Original sin is now the stain and guilt of the White man or any other majority racial group. All are collectively guilty of the sin of racism even if no member of this majority racial group ever individually took part in any form of racist acts whatsoever.
Is it the case then that belonging to a certain political school of thought or rather, a party, has likewise replaced religion?
I would think so. Being so blindingly devoted to a particular political ideology or party makes people feel like they are part of something greater than themselves; that they can contribute to the world and effectuate change. Joining political rallies has replaced the attending of masses or religious services. Being a political activist online and spreading the "correct" views and converting others to the SJW creed is the new form of missionary evangelization.
A friend I was talking to regarding this asked whether this means that political beliefs must be intrinsic to one's identity or sense of being the same way spiritualism is.
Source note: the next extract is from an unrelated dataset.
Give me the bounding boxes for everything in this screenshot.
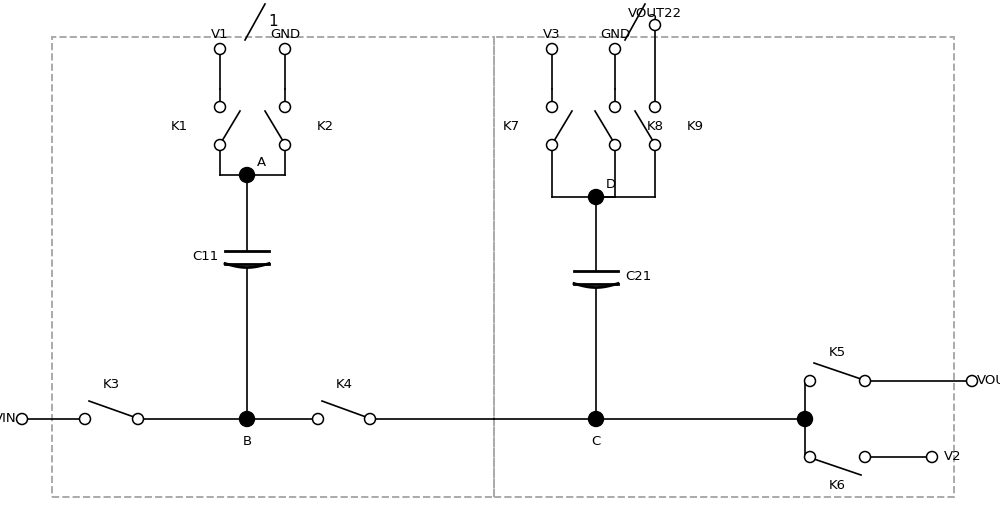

I answered that it isn't. It's merely a substitute and a weak one at that. The primary purpose of religion is to bring about change within oneself; it is naturally introspective. This vapid substitute aims instead to bring about change in society, to make one feel important in doing so. In the process, no one sees his or her own flaws. All they would want to do is contribute to a wider effort to turn society into a utopian paradise.
Let's also not forget that there's a literal dimension to all of this. Progressivism has its roots in religion. Literal religion. If you trace the roots of American progressivism today, it will lead you to unorthodox Protestant denominations that arose in the late 1800s and early 1900s under the wing of prominent “Social Gospel” thinkers of the time such as Richard Ely and Washington Gladden.
These denominations took Christ's gospel and applied it on a broader scale to the rest of society. As already mentioned above, it was always about the salvation of the nation's collective soul at stake. This movement, necessarily being an inclusive one, was ultimately captured in the 1960s by the libertines of the Sexual Revolution (but retaining the moral self-righteousness from its previous configuration) and what we have today is a bastardization of all of the above.
Another Protestant denomination which contributed greatly to Progressivism is the Puritan movement. Yes, the very same people that presided over the Salem Witch Trials. Before the United States of America gained formal independence, Puritan separatists who wanted to escape what they perceived to be increasing Roman Catholic influence back home within the English monarchy fled and settled in New England (primarily in Massacheusetts. See 'Plymouth Colony'). The Puritans were known to strictly enforce behavioural norms and it is a widely-held belief that they practised a form of proto-Communism in which all tenets of an individual's private life came under the purview of the Congregation.
In any case, Puritanism had a huge influence and role to play in the creation of further several Protestant movements, chief among them being the Unitarian Universalist church. As most historians concede today, the Unitarian Universalist movement planted the seed that eventually led to the birth of modern-day progressivism.
Everything fits together and makes sense in the grand scheme of things. Just dig deeper and you will find uncomfortable truths to contend with.